We all shake hands as we agree to meet in the morning. These mostly graying men are trembling, on the brink of being very rich, and I’ll be along for the ride, to hold their hand and make them look good. In just a few days they’ll be celebrating. They’ll never have an inkling of the anxiety I went through during our meetings and our breakneck travel. They’ll never know about the play within a play going on here, the quest for the McElroy family to hold it together.

It’s almost 8 p.m. when I begin walking up Madison Avenue, phoning home once again and going straight to voice mail. Bruce must be putting them to bed and I’ve missed it all. I should hail a taxi but instead let my feet slowly drag me home. I hate facing the drama I’m about to face so I walk, mostly for air, the almost-fresh kind you get in Manhattan. I don’t really want to see a bitter husband with several drinks in him tonight, so I walk.

Soon I’m standing in front of the chic little dress shop and the mermaid dress I saw with Henry. It’s still in the window looking somewhat alive at this hour, not from the early-morning sunlight as before, but from the streetlights.

Even though it’s late, two salesladies are inside all dressed up and sitting erect on counter stools. I don’t stop to consider why I’m doing what I’m doing before buzzing the door. I guess I just want to be transformed by a dress, to try it on and feel something resembling fun at the end of a very long day, or maybe I just don’t want to go home.

“Oui, madame.” A young woman, chic with dark, flat-ironed hair and kohled eyes, answers the door. She needs to fill her twiggy body with baguettes, I think as she, with visible annoyance, stands at the door and considers whether I’m worthy to enter. Stores like this don’t let just anyone in. I ignore her superior position as she places herself between the sidewalk and the store interior. She looks me up and down.

“I’d like to try that on,” I say, pointing at the window and acting like I buy such dresses at the same rate I buy skim milk.

She pulls her face into a scowl when she sees my giant bag containing every document I need for my trip, my sensible walking shoes, and my corporate getup. It somehow insults her gestalt. I’m not her usual customer.

“Zat dress? Ooh-la-la.” She laughs, gazing toward the window. “Eet won’t fit. None. And ees so many dollars.”

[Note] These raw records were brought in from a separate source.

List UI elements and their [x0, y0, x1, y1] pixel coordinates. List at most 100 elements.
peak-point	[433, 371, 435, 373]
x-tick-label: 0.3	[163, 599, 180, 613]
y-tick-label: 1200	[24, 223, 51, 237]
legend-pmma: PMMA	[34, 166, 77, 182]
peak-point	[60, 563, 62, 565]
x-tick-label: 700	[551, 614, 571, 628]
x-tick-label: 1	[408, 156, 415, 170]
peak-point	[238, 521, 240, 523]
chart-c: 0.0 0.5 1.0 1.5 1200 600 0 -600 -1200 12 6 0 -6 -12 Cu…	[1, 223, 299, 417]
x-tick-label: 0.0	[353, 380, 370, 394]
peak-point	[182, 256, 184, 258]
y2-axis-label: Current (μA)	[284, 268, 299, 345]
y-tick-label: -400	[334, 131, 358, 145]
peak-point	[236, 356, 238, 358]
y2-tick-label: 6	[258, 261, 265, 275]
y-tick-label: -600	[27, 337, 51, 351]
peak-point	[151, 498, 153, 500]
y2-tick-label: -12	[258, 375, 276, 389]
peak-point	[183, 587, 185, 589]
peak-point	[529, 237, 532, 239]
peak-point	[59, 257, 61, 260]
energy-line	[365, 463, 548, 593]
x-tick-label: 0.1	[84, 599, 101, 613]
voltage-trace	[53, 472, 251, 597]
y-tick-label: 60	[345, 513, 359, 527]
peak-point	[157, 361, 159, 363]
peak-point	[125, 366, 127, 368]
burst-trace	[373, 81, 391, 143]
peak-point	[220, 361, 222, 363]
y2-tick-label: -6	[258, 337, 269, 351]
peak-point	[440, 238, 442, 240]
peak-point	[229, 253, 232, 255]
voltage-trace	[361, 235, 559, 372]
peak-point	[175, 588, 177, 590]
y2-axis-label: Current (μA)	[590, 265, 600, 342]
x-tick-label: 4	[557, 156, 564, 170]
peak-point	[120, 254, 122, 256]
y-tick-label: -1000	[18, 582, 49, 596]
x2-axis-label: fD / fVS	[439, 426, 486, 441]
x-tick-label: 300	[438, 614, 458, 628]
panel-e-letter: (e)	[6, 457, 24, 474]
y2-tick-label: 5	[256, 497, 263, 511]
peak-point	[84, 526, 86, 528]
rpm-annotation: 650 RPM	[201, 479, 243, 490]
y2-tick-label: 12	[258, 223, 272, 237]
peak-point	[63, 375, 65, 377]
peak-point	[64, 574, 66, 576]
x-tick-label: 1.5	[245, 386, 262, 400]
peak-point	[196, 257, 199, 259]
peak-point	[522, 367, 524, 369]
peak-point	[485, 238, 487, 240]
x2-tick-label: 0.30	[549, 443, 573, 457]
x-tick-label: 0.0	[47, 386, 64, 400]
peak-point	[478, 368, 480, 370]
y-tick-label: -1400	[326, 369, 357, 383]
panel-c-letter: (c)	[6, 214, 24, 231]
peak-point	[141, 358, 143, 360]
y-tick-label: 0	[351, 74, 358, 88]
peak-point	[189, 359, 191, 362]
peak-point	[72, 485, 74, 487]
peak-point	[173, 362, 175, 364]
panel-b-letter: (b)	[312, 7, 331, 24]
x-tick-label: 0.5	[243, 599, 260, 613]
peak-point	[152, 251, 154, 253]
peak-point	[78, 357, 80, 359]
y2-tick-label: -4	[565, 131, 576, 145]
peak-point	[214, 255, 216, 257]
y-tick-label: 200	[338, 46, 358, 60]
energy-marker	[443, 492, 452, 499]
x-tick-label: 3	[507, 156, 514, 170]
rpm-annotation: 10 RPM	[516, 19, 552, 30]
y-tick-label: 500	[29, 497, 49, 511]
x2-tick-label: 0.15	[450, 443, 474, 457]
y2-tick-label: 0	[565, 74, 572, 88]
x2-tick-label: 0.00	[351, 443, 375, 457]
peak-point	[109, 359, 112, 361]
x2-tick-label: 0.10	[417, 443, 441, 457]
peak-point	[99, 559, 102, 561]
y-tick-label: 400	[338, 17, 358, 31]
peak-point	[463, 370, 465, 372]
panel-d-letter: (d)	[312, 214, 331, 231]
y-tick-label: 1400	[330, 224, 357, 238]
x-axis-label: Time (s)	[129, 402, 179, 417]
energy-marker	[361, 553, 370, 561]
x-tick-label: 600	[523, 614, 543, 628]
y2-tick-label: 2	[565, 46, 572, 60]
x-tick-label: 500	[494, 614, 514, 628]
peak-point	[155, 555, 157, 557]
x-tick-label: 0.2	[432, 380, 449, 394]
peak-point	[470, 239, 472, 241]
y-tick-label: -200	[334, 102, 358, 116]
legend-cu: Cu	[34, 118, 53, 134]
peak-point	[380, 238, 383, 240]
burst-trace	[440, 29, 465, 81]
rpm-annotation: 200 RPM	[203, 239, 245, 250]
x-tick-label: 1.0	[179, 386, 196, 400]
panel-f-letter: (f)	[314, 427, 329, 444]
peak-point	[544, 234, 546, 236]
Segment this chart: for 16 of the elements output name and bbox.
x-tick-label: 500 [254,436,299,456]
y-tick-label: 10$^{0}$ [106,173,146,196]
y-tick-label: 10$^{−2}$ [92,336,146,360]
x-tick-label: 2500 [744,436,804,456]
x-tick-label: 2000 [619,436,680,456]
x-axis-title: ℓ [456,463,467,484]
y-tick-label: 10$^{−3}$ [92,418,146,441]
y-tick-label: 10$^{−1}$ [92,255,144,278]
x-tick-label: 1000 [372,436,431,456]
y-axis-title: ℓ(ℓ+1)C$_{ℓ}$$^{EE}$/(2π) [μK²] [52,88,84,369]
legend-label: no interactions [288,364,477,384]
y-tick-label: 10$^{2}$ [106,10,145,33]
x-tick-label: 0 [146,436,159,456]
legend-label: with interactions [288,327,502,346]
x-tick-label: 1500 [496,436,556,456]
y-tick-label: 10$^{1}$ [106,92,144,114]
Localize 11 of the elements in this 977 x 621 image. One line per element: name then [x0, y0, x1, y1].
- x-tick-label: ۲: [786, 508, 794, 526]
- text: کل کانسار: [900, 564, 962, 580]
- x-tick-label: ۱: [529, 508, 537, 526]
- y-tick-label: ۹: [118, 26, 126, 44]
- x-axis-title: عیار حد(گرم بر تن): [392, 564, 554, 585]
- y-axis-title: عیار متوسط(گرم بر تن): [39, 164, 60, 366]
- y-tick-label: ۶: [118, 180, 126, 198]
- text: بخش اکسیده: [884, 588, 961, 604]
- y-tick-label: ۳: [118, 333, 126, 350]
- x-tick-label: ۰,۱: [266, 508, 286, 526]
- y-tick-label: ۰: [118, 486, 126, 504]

“Oh, okay,” I say. “But I’d still like to try, and I have a job,” I add pathetically.

I’m arguing with her, trying to convince her to let me potentially part with thousands of dollars, and I’m doing it from the sidewalk. This is absurd.

“Non, non. Maybe, how you say, maybe in the high school?”

She is cracking herself up. And for lack of something clever to say, I rip, “At least I went to high school.”

She laughs again, not having a clue that I’ve just insulted her. She swings the door wide.

When she manages to wrestle the mermaid off the mannequin she walks me upstairs to a giant dressing room and lays it across a sofa. She is annoyed by all her efforts and stands in the doorway defying me to just try to get into the thing.

“Privacy?” I request.

I can already tell that she was right, that my high school body had a slim chance at wearing this, but my current body? I was delusional to even attempt it. Before leaving me alone to wrestle with the big fish dress she looks carefully at my giant bag, wondering if it’s at all possible that I may be plotting to steal the thing. It takes her a minute to satisfy herself that I am low-risk. She sighs and waves, as if creating wind to blow my patheticness away. She clacks on down the stairs in high and red-soled shoes to converse some more with her friend.